Pauline Viardot est une des figures marquantes de la vie culturelle du dix-neuvième siècle . On renverra pour sa biographie aux ouvrages qui lui ont été consacrés. Elle est la plupart du temps présentée comme « la sœur de la Malibran » (mais on ne présente jamais la Malibran comme la sœur de Pauline Viardot et on n’appelle pas cette dernière «la Viardot »). Malibran jouit du triste avantage d’une dramatique mort précoce qui en fit un personnage romantique pour ne pas dire « romanesque ». On résume souvent la biographie de Pauline au drame de la dégradation assez précoce d’une voix exceptionnellement étendue mais utilisée sans retenue et sans ménagement.
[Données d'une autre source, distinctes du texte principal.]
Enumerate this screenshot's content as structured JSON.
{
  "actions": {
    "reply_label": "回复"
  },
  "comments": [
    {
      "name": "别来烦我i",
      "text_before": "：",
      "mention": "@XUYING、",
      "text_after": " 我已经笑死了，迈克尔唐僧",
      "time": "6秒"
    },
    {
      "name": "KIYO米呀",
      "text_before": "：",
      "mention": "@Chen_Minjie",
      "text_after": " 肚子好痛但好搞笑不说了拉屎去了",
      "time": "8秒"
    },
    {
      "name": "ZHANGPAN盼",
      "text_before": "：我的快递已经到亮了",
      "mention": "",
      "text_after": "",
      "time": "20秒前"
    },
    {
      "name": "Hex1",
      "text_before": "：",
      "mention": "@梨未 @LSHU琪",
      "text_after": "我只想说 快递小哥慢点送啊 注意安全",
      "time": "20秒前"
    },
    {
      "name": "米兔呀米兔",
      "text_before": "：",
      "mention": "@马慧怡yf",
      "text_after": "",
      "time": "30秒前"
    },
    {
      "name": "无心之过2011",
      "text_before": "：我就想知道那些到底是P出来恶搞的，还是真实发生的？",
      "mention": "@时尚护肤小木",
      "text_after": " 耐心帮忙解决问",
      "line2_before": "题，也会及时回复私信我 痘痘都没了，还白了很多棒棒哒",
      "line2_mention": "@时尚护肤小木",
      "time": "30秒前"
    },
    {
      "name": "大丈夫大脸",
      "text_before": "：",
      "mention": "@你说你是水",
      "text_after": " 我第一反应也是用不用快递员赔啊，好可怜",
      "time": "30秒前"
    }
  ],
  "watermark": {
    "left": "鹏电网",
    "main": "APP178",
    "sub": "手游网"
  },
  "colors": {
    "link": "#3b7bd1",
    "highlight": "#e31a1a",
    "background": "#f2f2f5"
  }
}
C’est très réducteur. Ce fut une artiste très complète, tombée dans la marmite avant même sa naissance et qui sut nouer des amitiés fortes avec nombre de figures de premier plan, comme sa grande amie George Sand qui s’en inspira pour Consuelo, Tourgeniev, ou Saint-Saëns qui lui dédia son Samson et Dalila, pour ne retenir que ces trois là. Son salon fut une des lieux incontournables de l’élite parisienne. À côté de ses multiples talents elle déploya celui de compositrice avec une affection particulière pour la mélodie dont elle compose un très grand nombre en plusieurs langues. Elle composa également quelques ouvrages lyriques dont cette Cendrillon, « opérette de salon » en trois actes, probablement composée vers 1883 mais qui ne fut créée qu’en 1904, justement dans le salon Viardot. La compositrice était alors âgée de 83 ans. (Elle mourut en 1910).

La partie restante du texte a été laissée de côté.